Sue had nodded assent, and a queer little bit of humanity, half standing, half sitting, quite unnoticed, in one of the queer old windows, had nodded too, but not for himself. He could not suppose she meant to include him.

“All but me!” he added to himself; that was what he always said, and somehow it never did seem as if anything was intended for him. The women had not noticed him, partly because he was so small, his great, dreamy eyes looking over at them from a point hardly higher than the window-sill, and partly because no one ever noticed Creepy further than to speak a kind word, or to manage some little thing that he thought might go towards his comfort. He came and went as he liked, but so noiselessly that the gaze of his great eyes, devouring everything from one corner to another, made the new-comers start, until they were used to it, and found out at last that it was only “the poor crooked thing,” as Mrs. Ganderby the matron called him—the stray child with the crooked back, whom no one had ever claimed or ever would.

No one ever asked any work of Creepy, and indeed it seemed doubtful whether anything would ever be found for those white hands, so like a baby’s in their powerless touch; and it was not always certain, after all, that one would meet him here or there about the house. There were days and weeks together when he was only able to sit where some one placed his chair; in summer oftenest under the shade of the old butternut, and in winter by some one of the queer little windows where the sun could lie the longest. Old Enoch had made the chair for him, and a most remarkable specimen of handicraft it was.

“Does credit to your head and heart, Enoch,” said the doctor when he saw it.

Enoch took off his hat and made the best bow his rheumatism would allow; but pleasant as it was to receive a compliment from the doctor, even that could not add to his pride in his work.

“Thanks,” he said. “In course I ought to know my business, for ’twas the best master-workman in the country round I was ’prenticed to, and ’twas more than forty year my work was called a match to his, far and near, and would have been yet to this day, if a fall from the big steeple hadn’t brought me down to stiff joints for the rest of my old age. Ben had a great deal to say about gardening, to be sure, but what good would people get out of potatoes to put in their mouths if they had not a shelter over their heads? I should like to ask. And Ben was always making it such a thing to remember that the blessed Lord called himself a husbandman when He was here; but was He not a carpenter first and foremost, and before he even talked a word about sowing seed?”
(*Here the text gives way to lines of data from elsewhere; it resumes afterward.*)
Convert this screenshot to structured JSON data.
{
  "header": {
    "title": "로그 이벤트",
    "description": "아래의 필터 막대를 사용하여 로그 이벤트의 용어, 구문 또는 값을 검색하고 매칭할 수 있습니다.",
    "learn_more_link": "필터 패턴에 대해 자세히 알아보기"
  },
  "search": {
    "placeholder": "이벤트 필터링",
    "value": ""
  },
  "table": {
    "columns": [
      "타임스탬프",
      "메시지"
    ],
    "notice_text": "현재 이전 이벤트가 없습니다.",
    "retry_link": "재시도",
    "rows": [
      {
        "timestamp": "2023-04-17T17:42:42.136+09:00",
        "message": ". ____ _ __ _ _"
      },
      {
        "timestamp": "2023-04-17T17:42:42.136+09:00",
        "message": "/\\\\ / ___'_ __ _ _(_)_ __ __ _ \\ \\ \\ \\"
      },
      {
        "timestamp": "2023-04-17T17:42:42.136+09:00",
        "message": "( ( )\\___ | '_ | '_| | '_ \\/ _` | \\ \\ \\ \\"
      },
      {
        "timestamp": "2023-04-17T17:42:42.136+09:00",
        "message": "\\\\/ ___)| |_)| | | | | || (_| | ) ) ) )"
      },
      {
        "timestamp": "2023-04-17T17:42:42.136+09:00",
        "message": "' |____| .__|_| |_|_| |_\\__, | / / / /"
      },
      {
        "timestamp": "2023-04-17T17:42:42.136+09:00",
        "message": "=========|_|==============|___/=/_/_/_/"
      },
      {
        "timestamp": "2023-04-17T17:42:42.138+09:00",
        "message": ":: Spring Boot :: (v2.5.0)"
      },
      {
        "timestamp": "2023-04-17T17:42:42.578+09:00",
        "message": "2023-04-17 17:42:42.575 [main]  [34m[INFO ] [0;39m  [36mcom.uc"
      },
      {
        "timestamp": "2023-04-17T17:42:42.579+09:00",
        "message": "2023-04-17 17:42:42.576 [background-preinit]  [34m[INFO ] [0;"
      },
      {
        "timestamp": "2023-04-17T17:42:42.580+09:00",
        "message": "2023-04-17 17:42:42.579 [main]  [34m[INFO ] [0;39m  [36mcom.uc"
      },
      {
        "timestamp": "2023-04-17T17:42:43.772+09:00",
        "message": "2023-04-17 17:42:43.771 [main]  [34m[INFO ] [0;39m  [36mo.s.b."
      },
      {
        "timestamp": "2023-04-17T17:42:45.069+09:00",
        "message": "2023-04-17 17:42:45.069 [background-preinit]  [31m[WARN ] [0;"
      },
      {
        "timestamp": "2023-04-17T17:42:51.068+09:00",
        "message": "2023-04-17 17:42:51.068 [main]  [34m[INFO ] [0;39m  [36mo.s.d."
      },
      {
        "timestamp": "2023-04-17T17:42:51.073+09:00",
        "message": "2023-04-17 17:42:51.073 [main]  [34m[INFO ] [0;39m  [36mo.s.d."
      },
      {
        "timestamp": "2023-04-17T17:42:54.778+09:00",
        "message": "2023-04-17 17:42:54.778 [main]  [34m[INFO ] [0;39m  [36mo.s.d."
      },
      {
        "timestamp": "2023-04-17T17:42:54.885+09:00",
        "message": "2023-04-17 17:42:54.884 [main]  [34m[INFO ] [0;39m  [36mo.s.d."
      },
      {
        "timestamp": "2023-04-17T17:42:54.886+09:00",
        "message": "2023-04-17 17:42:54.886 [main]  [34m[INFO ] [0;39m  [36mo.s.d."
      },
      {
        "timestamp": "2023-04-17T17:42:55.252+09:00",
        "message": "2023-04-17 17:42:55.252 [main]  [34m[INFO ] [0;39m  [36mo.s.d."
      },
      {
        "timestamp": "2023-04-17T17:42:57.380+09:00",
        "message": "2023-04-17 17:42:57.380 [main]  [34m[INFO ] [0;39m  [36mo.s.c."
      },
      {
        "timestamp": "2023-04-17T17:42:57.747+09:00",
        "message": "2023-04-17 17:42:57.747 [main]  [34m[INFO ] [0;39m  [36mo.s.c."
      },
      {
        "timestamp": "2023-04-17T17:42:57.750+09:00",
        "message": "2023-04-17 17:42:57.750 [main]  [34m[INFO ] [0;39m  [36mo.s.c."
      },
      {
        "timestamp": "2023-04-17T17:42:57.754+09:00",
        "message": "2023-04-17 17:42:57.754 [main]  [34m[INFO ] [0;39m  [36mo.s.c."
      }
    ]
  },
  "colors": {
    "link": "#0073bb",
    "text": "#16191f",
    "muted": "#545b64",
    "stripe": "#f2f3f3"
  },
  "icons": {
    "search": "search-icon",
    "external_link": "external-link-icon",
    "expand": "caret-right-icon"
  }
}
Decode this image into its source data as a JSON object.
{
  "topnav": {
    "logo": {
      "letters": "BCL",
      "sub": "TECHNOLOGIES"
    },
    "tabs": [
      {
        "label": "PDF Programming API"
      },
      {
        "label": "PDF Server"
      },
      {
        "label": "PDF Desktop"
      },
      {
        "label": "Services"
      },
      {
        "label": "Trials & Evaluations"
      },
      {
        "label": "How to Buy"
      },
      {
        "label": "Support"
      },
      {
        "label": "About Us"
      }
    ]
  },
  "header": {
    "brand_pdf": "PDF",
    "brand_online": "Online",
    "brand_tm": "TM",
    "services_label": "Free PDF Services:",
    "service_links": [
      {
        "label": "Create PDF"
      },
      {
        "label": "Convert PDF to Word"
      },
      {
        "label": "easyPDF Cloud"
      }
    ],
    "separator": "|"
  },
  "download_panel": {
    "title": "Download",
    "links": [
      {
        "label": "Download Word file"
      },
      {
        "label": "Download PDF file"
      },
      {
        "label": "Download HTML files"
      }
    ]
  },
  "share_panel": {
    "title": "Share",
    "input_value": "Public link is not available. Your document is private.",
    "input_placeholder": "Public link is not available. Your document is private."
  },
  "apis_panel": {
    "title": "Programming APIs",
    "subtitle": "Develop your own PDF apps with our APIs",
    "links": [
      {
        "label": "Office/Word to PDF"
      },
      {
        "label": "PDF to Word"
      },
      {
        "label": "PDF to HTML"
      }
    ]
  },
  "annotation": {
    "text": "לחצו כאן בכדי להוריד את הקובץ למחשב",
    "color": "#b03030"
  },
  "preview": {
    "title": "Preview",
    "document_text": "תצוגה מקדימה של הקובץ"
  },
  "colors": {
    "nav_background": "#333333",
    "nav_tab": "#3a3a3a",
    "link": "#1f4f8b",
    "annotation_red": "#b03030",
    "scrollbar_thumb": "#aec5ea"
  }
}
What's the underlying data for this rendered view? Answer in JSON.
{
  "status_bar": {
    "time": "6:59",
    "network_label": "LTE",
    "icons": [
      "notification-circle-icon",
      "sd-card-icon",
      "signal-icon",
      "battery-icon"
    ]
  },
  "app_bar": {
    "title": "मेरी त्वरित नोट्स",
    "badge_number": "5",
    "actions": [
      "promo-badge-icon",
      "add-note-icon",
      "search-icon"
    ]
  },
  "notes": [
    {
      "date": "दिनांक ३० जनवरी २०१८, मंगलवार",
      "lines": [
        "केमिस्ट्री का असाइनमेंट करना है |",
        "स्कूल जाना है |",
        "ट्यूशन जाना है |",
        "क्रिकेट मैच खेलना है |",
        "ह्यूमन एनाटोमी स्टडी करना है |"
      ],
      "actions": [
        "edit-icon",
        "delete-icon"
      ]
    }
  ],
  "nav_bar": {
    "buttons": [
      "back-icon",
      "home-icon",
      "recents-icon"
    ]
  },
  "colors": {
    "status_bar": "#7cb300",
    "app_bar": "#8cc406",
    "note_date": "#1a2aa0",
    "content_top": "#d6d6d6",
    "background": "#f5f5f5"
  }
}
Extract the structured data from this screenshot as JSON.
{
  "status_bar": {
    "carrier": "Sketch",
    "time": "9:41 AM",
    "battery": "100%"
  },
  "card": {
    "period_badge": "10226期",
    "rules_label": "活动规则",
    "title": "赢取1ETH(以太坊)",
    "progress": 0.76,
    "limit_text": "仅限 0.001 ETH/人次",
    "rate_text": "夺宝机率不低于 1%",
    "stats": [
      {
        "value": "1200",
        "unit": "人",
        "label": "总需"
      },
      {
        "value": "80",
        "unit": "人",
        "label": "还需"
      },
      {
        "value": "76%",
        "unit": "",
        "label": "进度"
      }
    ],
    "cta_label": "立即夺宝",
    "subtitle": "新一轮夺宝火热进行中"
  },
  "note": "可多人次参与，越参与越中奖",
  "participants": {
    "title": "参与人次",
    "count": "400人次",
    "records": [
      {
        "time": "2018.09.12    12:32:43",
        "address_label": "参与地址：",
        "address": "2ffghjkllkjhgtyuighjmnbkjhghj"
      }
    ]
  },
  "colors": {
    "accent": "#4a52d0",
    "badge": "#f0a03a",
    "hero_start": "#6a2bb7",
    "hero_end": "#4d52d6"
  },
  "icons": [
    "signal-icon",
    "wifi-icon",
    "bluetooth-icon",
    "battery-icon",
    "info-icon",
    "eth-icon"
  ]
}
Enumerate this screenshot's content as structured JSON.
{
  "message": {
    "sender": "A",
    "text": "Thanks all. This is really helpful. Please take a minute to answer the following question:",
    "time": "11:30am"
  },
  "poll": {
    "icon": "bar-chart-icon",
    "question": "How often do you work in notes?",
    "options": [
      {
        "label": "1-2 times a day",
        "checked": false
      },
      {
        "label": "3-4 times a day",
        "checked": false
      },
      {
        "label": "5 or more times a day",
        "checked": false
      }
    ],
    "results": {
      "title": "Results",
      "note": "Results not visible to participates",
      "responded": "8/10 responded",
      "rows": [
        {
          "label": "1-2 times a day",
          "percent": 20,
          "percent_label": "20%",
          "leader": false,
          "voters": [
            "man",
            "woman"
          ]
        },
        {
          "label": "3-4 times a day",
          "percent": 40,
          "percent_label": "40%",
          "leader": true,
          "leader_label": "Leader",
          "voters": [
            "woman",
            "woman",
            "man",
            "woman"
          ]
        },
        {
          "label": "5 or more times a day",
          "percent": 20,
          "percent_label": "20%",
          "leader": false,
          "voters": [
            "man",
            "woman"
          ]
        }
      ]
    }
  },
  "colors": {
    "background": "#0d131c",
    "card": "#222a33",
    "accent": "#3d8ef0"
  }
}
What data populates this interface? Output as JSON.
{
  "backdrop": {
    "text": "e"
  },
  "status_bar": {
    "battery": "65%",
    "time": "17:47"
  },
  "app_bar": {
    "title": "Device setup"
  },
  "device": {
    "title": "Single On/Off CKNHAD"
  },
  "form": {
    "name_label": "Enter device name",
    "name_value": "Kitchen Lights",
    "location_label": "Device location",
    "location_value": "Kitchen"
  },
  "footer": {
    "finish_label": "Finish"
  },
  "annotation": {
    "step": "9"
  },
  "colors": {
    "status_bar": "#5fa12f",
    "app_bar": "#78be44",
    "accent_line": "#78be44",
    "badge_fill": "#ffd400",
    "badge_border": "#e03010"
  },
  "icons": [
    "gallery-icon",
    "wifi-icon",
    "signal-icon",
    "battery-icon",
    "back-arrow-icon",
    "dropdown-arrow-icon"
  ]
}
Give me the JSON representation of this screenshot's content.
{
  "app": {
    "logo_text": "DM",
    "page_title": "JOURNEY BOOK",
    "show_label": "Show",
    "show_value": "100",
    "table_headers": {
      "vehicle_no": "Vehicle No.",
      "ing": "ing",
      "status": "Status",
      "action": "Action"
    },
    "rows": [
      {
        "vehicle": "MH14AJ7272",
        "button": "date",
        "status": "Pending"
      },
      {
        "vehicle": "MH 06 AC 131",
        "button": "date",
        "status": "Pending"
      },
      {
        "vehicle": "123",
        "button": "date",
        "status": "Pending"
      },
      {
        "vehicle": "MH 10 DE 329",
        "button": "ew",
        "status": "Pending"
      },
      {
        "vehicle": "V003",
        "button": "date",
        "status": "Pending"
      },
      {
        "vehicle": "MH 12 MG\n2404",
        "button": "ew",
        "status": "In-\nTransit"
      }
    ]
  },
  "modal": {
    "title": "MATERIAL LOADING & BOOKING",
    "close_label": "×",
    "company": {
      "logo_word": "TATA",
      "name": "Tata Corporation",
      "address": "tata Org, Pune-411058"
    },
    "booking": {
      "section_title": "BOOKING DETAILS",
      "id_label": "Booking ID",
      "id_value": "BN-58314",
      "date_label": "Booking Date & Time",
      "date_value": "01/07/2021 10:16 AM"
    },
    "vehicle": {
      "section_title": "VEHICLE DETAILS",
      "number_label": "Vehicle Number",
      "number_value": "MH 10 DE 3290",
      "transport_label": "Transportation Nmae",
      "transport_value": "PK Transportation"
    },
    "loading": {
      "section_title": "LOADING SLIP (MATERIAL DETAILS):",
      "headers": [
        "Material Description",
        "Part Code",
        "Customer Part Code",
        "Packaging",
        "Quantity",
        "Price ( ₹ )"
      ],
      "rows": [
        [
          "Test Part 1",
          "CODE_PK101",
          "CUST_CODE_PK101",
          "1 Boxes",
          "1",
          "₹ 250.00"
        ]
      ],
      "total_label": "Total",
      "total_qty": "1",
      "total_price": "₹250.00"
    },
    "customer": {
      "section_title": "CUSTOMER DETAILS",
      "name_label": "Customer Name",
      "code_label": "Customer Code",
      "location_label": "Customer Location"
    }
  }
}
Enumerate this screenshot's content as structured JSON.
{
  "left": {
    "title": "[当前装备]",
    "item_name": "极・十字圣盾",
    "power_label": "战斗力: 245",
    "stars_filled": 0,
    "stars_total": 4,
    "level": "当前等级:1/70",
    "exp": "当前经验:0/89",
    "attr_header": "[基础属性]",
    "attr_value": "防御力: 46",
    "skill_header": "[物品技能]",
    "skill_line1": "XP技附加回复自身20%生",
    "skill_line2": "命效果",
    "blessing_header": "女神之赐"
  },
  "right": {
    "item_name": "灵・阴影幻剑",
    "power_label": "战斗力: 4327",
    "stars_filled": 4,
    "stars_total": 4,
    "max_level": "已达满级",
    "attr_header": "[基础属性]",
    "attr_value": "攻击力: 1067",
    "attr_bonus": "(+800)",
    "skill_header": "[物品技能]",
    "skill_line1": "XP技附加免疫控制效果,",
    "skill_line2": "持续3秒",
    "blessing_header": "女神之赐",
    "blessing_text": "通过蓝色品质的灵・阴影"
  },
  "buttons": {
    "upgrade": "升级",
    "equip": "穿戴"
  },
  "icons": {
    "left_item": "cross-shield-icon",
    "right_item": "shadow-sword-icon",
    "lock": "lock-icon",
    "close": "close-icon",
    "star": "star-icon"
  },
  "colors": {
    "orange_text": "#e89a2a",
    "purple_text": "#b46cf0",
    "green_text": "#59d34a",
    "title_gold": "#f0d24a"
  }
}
Ah! “blessed Lord” indeed! Who else could have made poverty and work seem sweet?

So there sat Creepy, always looking and listening, never saying anything about the pain in his crooked little back, even when it was at the worst; never saying much about anything, in fact, only nodding and smiling quietly while he listened to the rest. Except, to be sure, the one little thing that he was always saying, the same that he had said in Ben’s room; but even that was almost always whispered to himself.

“All but me!”

And indeed it did not seem that many things were intended to include Creepy. The other paupers had their times of getting new clothing allowed, but it was never considered necessary for Creepy; the matron always found some portion of some cast-off garment that had resisted wear and tear sufficiently to be brought round again, by her devices, into the right size and shape for “the poor crooked thing,” as she always called him; “it took such a scrap,” she used to say, “though dear knows it had been a precious job to worry out a pattern for such a back and shoulders. She didn’t know whose wit and patience would ever have done it but her own.”